It’s a fact of life that everything is relative.
About a hundred years ago, Einstein showed us that the way we see the world depends on our point of view and context.
That means ten of us could be looking at the very same thing, and each of us could draw a different conclusion about what we see.
Your experience would be unique to you, as mine would be to me.
For example, what’s cold to you may be comfortable to me. What you consider a failure may be a success to me. Just because I’m taller than you doesn’t mean I’m tall to everybody.
The theory is simple. There’s no “one” thing because everything is in relation to another thing. You can’t have “walking” happening alone because you can’t have feet dangling nowhere. There needs to be somewhere “walking” takes place—the floor.
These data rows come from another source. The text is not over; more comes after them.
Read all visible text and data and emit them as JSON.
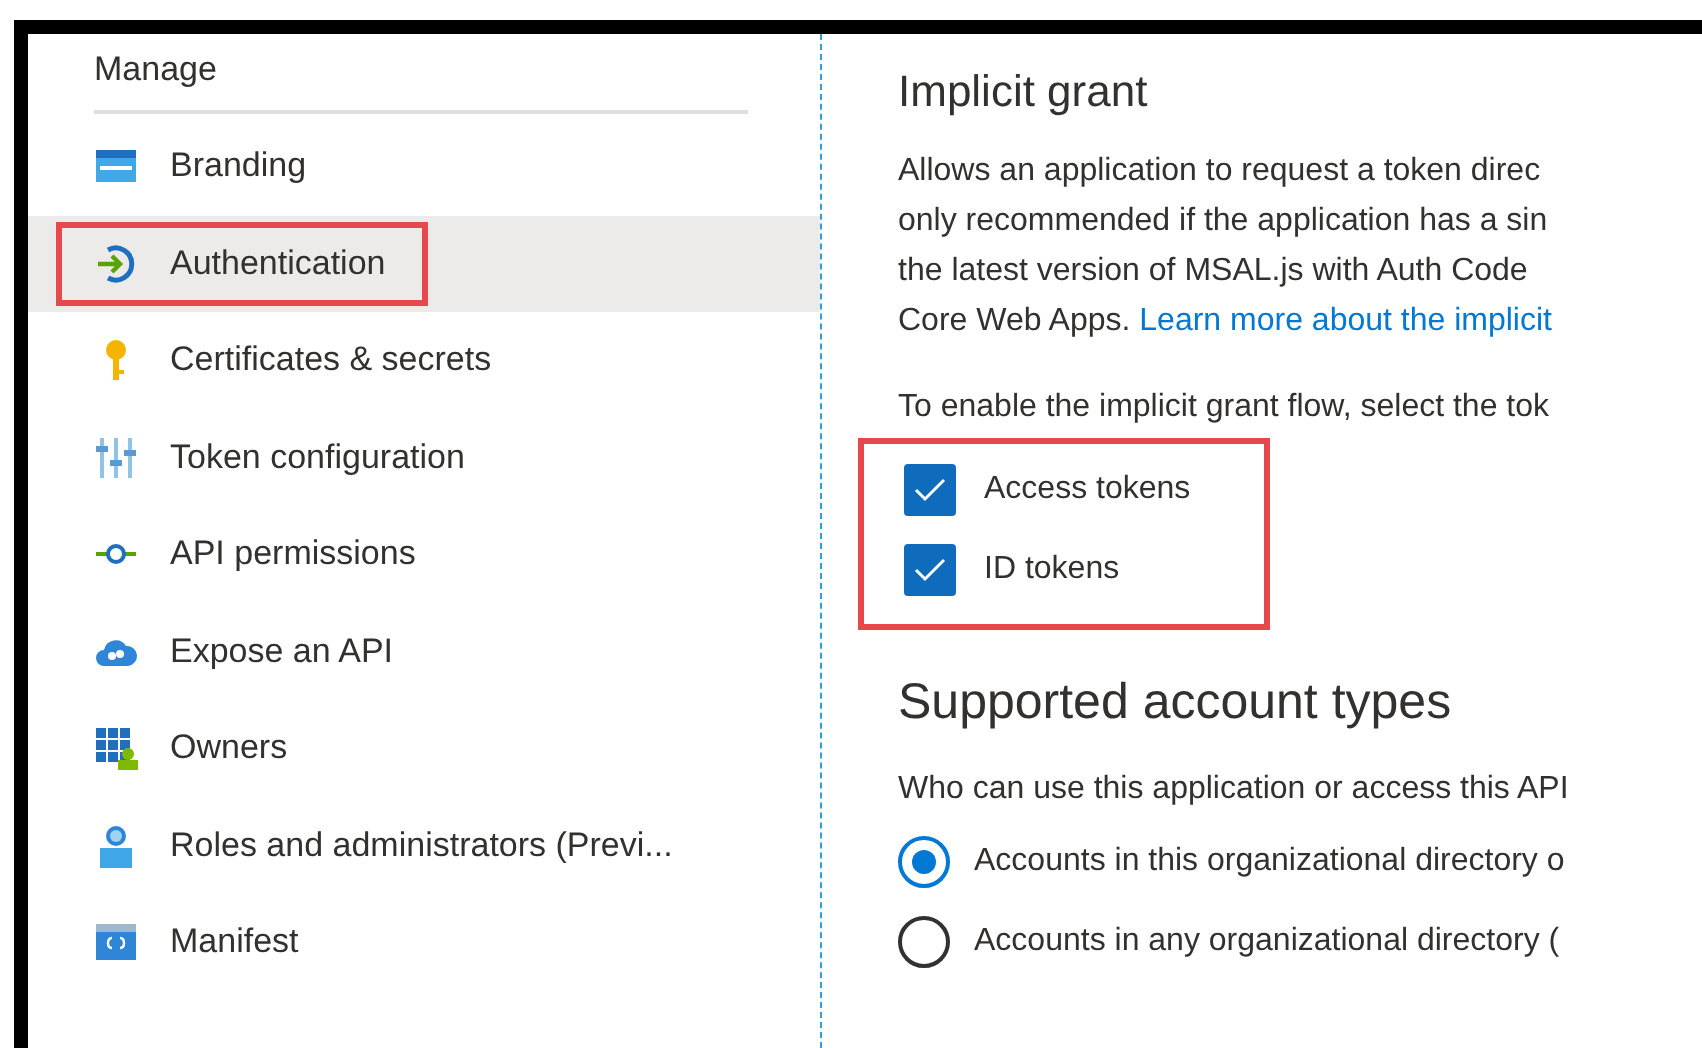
{
  "sidebar": {
    "heading": "Manage",
    "items": [
      {
        "label": "Branding",
        "selected": false,
        "highlighted": false
      },
      {
        "label": "Authentication",
        "selected": true,
        "highlighted": true
      },
      {
        "label": "Certificates & secrets",
        "selected": false,
        "highlighted": false
      },
      {
        "label": "Token configuration",
        "selected": false,
        "highlighted": false
      },
      {
        "label": "API permissions",
        "selected": false,
        "highlighted": false
      },
      {
        "label": "Expose an API",
        "selected": false,
        "highlighted": false
      },
      {
        "label": "Owners",
        "selected": false,
        "highlighted": false
      },
      {
        "label": "Roles and administrators (Previ...",
        "selected": false,
        "highlighted": false
      },
      {
        "label": "Manifest",
        "selected": false,
        "highlighted": false
      }
    ]
  },
  "implicit_grant": {
    "title": "Implicit grant",
    "paragraph_lines": [
      "Allows an application to request a token direc",
      "only recommended if the application has a sin",
      "the latest version of MSAL.js with Auth Code",
      "Core Web Apps. "
    ],
    "link": "Learn more about the implicit",
    "instruction": "To enable the implicit grant flow, select the tok",
    "checkboxes_highlighted": true,
    "checkboxes": [
      {
        "label": "Access tokens",
        "checked": true
      },
      {
        "label": "ID tokens",
        "checked": true
      }
    ]
  },
  "account_types": {
    "title": "Supported account types",
    "question": "Who can use this application or access this API",
    "options": [
      {
        "label": "Accounts in this organizational directory o",
        "selected": true
      },
      {
        "label": "Accounts in any organizational directory (",
        "selected": false
      }
    ]
  }
}
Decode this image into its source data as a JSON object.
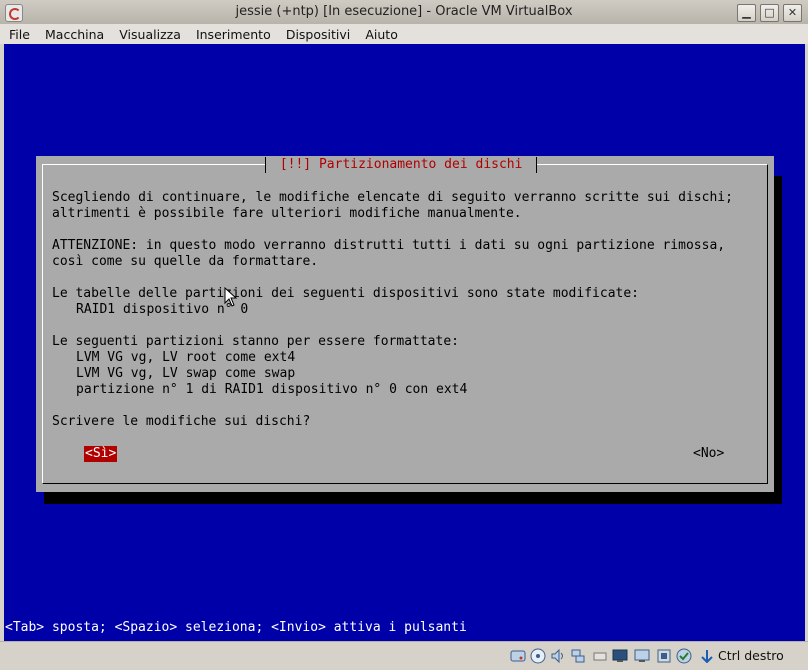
{
  "window": {
    "title": "jessie (+ntp) [In esecuzione] - Oracle VM VirtualBox",
    "buttons": [
      "▣",
      "□",
      "✕"
    ]
  },
  "menu": [
    "File",
    "Macchina",
    "Visualizza",
    "Inserimento",
    "Dispositivi",
    "Aiuto"
  ],
  "dialog": {
    "title": " [!!] Partizionamento dei dischi ",
    "lines": [
      "Scegliendo di continuare, le modifiche elencate di seguito verranno scritte sui dischi;",
      "altrimenti è possibile fare ulteriori modifiche manualmente.",
      "ATTENZIONE: in questo modo verranno distrutti tutti i dati su ogni partizione rimossa,",
      "così come su quelle da formattare.",
      "Le tabelle delle partizioni dei seguenti dispositivi sono state modificate:",
      "RAID1 dispositivo n° 0",
      "Le seguenti partizioni stanno per essere formattate:",
      "LVM VG vg, LV root come ext4",
      "LVM VG vg, LV swap come swap",
      "partizione n° 1 di RAID1 dispositivo n° 0 con ext4",
      "Scrivere le modifiche sui dischi?"
    ],
    "yes_button": "<Sì>",
    "no_button": "<No>"
  },
  "statusline": "<Tab> sposta; <Spazio> seleziona; <Invio> attiva i pulsanti",
  "statusbar": {
    "host_key": "Ctrl destro",
    "icons": [
      "hard-disk-icon",
      "optical-drive-icon",
      "audio-icon",
      "network-icon",
      "usb-icon",
      "shared-folders-icon",
      "display-icon",
      "video-capture-icon",
      "cpu-icon",
      "virtualization-icon",
      "mouse-integration-icon"
    ]
  }
}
Well, a couple thousand years ago, the Chinese expressed a very similar idea through their philosophies with the Yin/Yang symbol.
Yin/Yang is the fundamental universal energy present in all things, “Chi” (briefly discussed in my previous post), split into two equal and opposite parts.
Night/Day. Cold/Hot. Soft/Hard. Intuitive/Logical. Passive/Active. Receive/Initiate. Buy/Sell. Negative/Positive.
These are all examples of Yin/Yang.
Now, the reason we call this symbol “Yin/Yang” and not “Yin and Yang” points back to Einstein’s theory of relativity. It’s because one cannot exist without the other. And actually, one implies the other.
When I mention ‘tall’, you automatically think about height, and therefore, ‘short’. Because there is a ‘cold’, there must also be a ‘hot’, otherwise, the concept of temperature wouldn’t exist. For there to be a buyer, someone else needs to be a seller.
One opposite helps create the other. They arise simultaneously.
It’s the same thing with ‘good’ and ‘bad’.
What’s ‘bad’ today might be ‘good’ tomorrow. It’s all a matter of perspective and everything can change in a snap depending on the context.
This concept is important because the better we understand it the more we can help ourselves make sense of our experience of reality.
If you’re the type that would rather know how to fish than be given a fish, you’d probably also want to know how to think instead of being told what to think.
This concept helps with that.
“Confused by thoughts, we experience duality in life. Unencumbered by ideas, the enlightened see the one Reality.”